Primeros tanteos poéticos.

El profesor Héctor Orjuela, de cuyas obras ya hemos extractado, redactó una biografía del sr. Pombo como tesis doctoral, que luego refundió con el título Edda la bogotana. De ésta sacamos noticias sobre los principios de la actividad poética del poeta.
Haba Pombo. “En 1843 ya hice composiciones que tuviesen alguna forma, i todas ellas, hasta 1845, fueron de un gusto enteramente frío tomado de Lope de Vega i Jáuregui. Lo que sí arreglé desde que aprendí a leer fue el oído prosódico, i tal vez nunca me quedó un verso largo o corto en demasía i sin disculpa”.
No obstante la afirmación, los primeros versos que se hallan en el archivo de Gómez Restrepo son de 1846 y 47.
Entre los primeros cabe mencionar un Epitafio a la tumba del general Domingo Caicedo, muerto en 1843. Según dato autobiográfico, “en 1845, aplicado a la lectura de Zorrilla, Hartzenbusch, Maitín i otros, hize ya versos que fuesen tolerables; iba tomando un gusto más sentimental como lo muestran... (aquí cita poesías que no se conservan)”.
Entonces principió la compilación de poesías propias y traducidas del latín, francés e inglés, bajo el título Panteón literario... Bogotá, 1845. Obrita homóloga es una selección poética de autores españoles, colegida el mismo año, con el título Álbum poético de J. R. Pombo, tomo I.  

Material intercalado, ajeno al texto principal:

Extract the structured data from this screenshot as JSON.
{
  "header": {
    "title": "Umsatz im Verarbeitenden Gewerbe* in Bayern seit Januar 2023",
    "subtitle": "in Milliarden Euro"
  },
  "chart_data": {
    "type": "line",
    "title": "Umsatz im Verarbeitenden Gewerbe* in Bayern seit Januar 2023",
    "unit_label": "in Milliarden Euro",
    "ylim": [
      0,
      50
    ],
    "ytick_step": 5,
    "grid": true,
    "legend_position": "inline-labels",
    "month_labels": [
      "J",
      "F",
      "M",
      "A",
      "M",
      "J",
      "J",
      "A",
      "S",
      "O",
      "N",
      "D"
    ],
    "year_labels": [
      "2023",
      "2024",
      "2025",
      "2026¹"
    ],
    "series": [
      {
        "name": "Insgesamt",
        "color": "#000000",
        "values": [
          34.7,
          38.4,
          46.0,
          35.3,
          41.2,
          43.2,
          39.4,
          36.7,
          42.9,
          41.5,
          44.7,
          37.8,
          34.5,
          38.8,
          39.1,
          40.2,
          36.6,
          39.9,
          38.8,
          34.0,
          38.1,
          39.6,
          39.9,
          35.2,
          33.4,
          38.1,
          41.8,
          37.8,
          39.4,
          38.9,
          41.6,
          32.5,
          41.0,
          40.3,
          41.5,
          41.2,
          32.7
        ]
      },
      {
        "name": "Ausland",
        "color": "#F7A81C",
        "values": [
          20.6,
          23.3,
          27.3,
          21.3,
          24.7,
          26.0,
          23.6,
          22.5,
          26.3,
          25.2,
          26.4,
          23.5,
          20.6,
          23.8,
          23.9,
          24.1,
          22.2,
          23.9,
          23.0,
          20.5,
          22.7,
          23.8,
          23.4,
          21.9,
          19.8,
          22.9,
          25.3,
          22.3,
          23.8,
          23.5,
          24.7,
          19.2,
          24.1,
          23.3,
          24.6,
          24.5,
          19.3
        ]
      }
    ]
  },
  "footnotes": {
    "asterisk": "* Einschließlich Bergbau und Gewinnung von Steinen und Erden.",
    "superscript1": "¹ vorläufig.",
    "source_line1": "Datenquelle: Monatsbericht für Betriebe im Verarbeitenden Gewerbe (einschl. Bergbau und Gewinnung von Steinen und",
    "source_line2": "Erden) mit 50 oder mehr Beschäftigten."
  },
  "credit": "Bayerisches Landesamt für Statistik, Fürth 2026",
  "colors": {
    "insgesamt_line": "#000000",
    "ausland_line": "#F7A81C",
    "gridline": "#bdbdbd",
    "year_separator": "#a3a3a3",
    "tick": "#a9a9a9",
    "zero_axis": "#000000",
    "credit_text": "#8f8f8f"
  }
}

De las producciones de esos años solo puede leerse en la edición oficial (de Gómez Restrepo, 1916) el canto Ayacucho, de diciembre del 46. Parece dominado el joven Pombo por el tema patriótico, como se deja ver por obras contemporáneas a la estatua del Libertador, inaugurada en el 46, y un himno que puede citarse entre los precedentes del Himno nacional. De sus cuadernos de muchacho también aparece el nombre de su primera musa: Célida. Amor y patria, pues, están en los principios de la obra poética del sr. Pombo.